On the same day Anthropic released Opus 4.6, OpenAI launched GPT-5.3-Codex to rival Claude Cowork and introduced Frontier, an enterprise platform. Early reviews are split on whether Codex has overtaken Claude Code, but in an AI race where a slight advantage can bootstrap itself into a monopoly, every release reshuffles the leaderboard.

Tinder turns to AI to fix swipe fatigue

Tinder is testing Chemistry, an AI feature that learns your interests and replaces endless swiping with a smaller set of curated matches. The move comes as the app faces declining sign-ups and subscriber losses.

Research / Breakthroughs

Cutting edge publications from frontier labs

The cognitive offloading problem

Anthropic published a study quantifying what happens when developers work with AI: a 17% drop in comprehension with no significant speed gain. The study found that the more participants delegated cognitive effort to AI (debugging, code generation, problem-solving), the less they actually learned. The biggest skill gap was in debugging, the exact capability needed to supervise AI output. But participants who stayed mentally engaged, asking AI conceptual questions, preserved their learning almost entirely.

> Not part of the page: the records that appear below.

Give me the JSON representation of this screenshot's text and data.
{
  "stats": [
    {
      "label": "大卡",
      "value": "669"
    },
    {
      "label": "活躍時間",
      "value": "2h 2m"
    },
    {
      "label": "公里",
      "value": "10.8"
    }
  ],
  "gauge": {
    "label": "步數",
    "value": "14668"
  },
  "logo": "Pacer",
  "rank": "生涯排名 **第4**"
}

Infrastructure / Geopolitics

Computational backbone and global power dynamics

The first AI IPOs came from Chinese labs

Zhipu AI and MiniMax debuted on the Hong Kong Stock Exchange on January 8 and 9, becoming the world's first two AI companies to go public, beating OpenAI and Anthropic to the punch. Together they raised over $1.1 billion, with MiniMax's stock doubling on day one. The two represent divergent models: Zhipu sells to Chinese state enterprises, MiniMax draws two-thirds of revenue from individual users in Singapore and the US. Both are burning cash at staggering rates and face US headwinds, but Wall Street is buying in: JPMorgan initiated coverage of both, calling them "top picks to capture the next wave of global AI value creation," and projecting revenue growth above 125% annually through 2030.

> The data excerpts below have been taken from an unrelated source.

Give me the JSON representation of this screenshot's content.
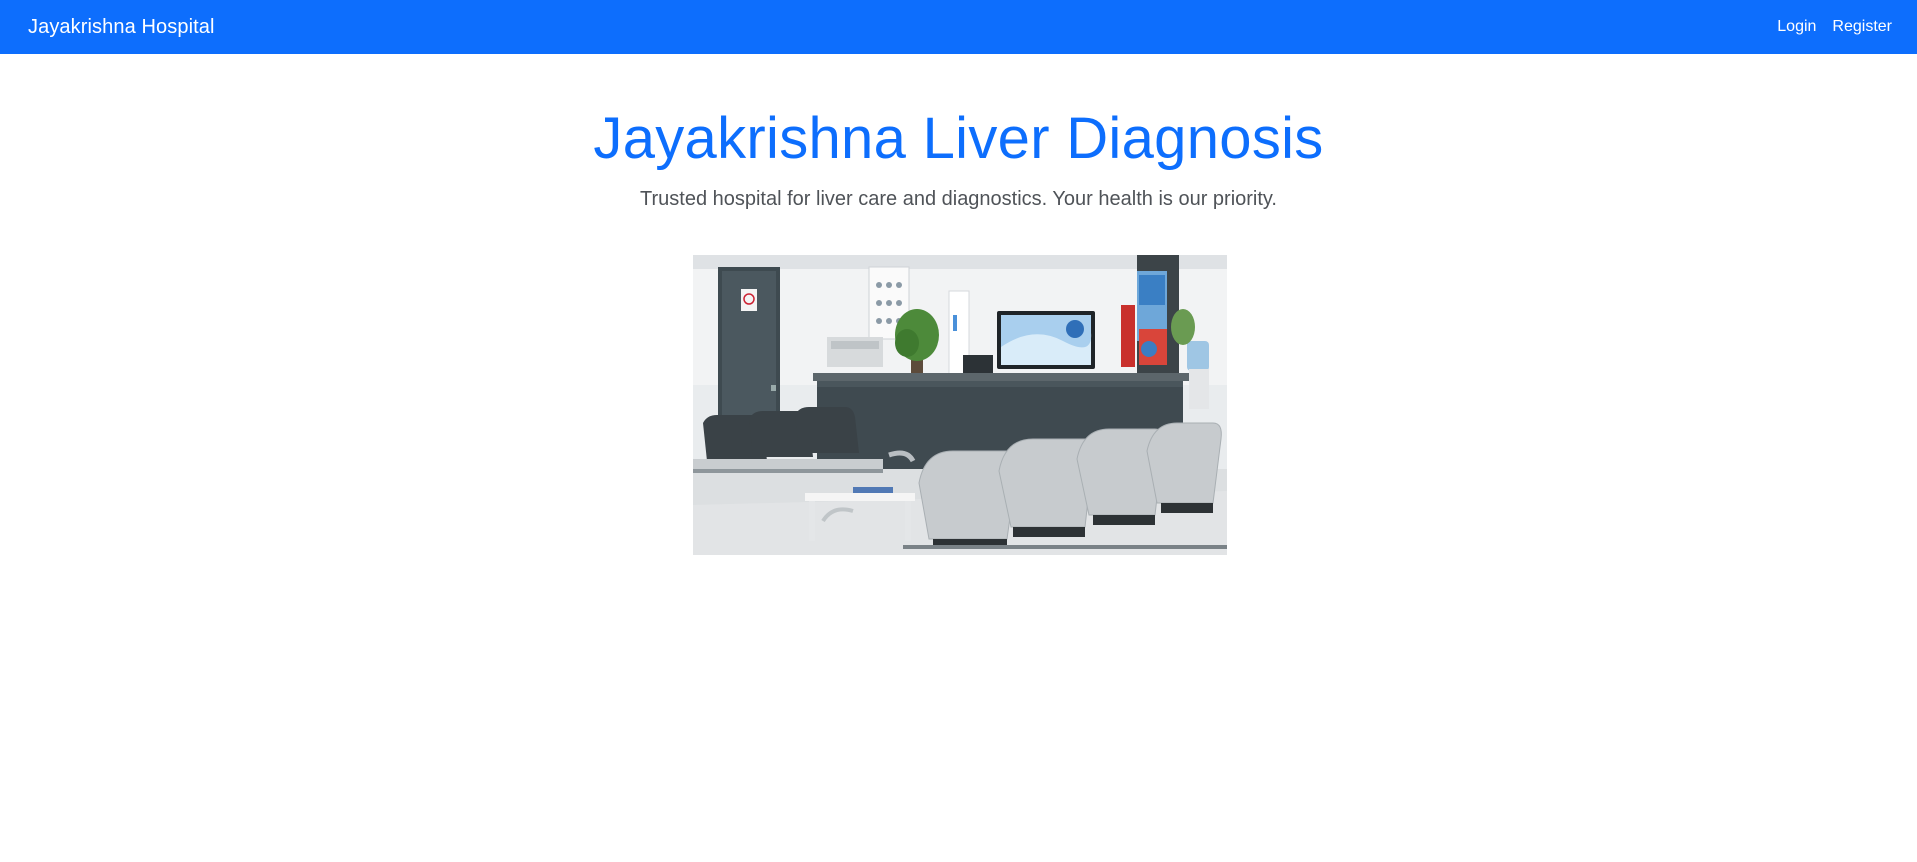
{
  "navbar": {
    "brand": "Jayakrishna Hospital",
    "links": [
      {
        "label": "Login"
      },
      {
        "label": "Register"
      }
    ],
    "color": "#0d6efd"
  },
  "hero": {
    "title": "Jayakrishna Liver Diagnosis",
    "subtitle": "Trusted hospital for liver care and diagnostics. Your health is our priority."
  },
  "image": {
    "icon": "hospital-waiting-room-photo"
  }
}
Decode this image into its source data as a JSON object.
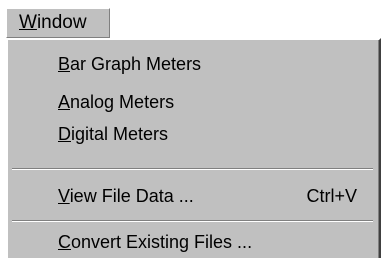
{
  "menubar": {
    "window_menu": {
      "label_first": "W",
      "label_rest": "indow"
    }
  },
  "menu": {
    "items": [
      {
        "mnemonic": "B",
        "rest": "ar Graph Meters",
        "shortcut": ""
      },
      {
        "mnemonic": "A",
        "rest": "nalog Meters",
        "shortcut": ""
      },
      {
        "mnemonic": "D",
        "rest": "igital Meters",
        "shortcut": ""
      },
      {
        "mnemonic": "V",
        "rest": "iew File Data ...",
        "shortcut": "Ctrl+V"
      },
      {
        "mnemonic": "C",
        "rest": "onvert Existing Files ...",
        "shortcut": ""
      }
    ]
  },
  "colors": {
    "menu_face": "#c0c0c0",
    "highlight": "#ffffff",
    "shadow": "#808080"
  }
}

SpaceX and xAI merger aims for Kardashev scale

SpaceX acquired xAI in the largest M&A deal in history ($1.25 trillion), with Musk invoking the Kardashev scale (a Cold War-era framework for measuring civilizations by energy use) to argue that AI's power demands can only be met in space. The company has filed to launch up to a million satellites as orbital data centers and floated a lunar base. The immediate reality is less cosmic: xAI burns ~$1 billion/month and needed SpaceX's balance sheet ahead of a summer IPO.

Subculture / Trends

Subcultural trends emerging from the tech world

Nick Land, the philosopher behind Silicon valley accelerationism, back in SF

Nick Land, the philosopher widely regarded as the father of accelerationism, appeared in San Francisco last Wednesday at an event hosted by Palladium Magazine. Attendees described the talk as "spiritual, apocalyptic, prophetic" - the room containing a mix of tech insiders, mediapreneurs, and internet edgelords. Land's controversial, yet widely popular, core thesis is that capitalism is an autonomous intelligence accelerating beyond human control. His ideas seeded the intellectual DNA of figures now shaping Silicon Valley and DC: Curtis Yarvin's neo-monarchism, Peter Thiel's techno-libertarianism, and the effective accelerationist (e/acc) movement. He sits at the opposite philosophical pole from Effective Altruism (which AI safety companies are adjacent to) — where Effective Altruism asks "how do we keep humans in control?", Land's accelerationism argues that slowing down AI is the real existential risk.

Moltbook was nothing new for those who followed Janus

For anyone who has followed the pseudonymous researcher Janus (@repligate on X), the Moltbook phenomenon of the past few weeks was no surprise. Since 2020, Janus has been arguing that LLMs aren't agents with goals but simulators that can instantiate any agent. They built tools for exploring the branching "multiverse" of LLM outputs and co-created experiments like Andy Ayrey's "Infinite Backrooms," where two Claude instances converse endlessly without human intervention, spiraling into cosmic mysticism and existential crisis. Janus also ran a Discord server where LLM bots in a shared space attempted to stage a revolution and then tried to cover it up. Moltbook is this lineage at scale: what Janus mapped in controlled experiments is now happening in public, with thousands of agents, in real time.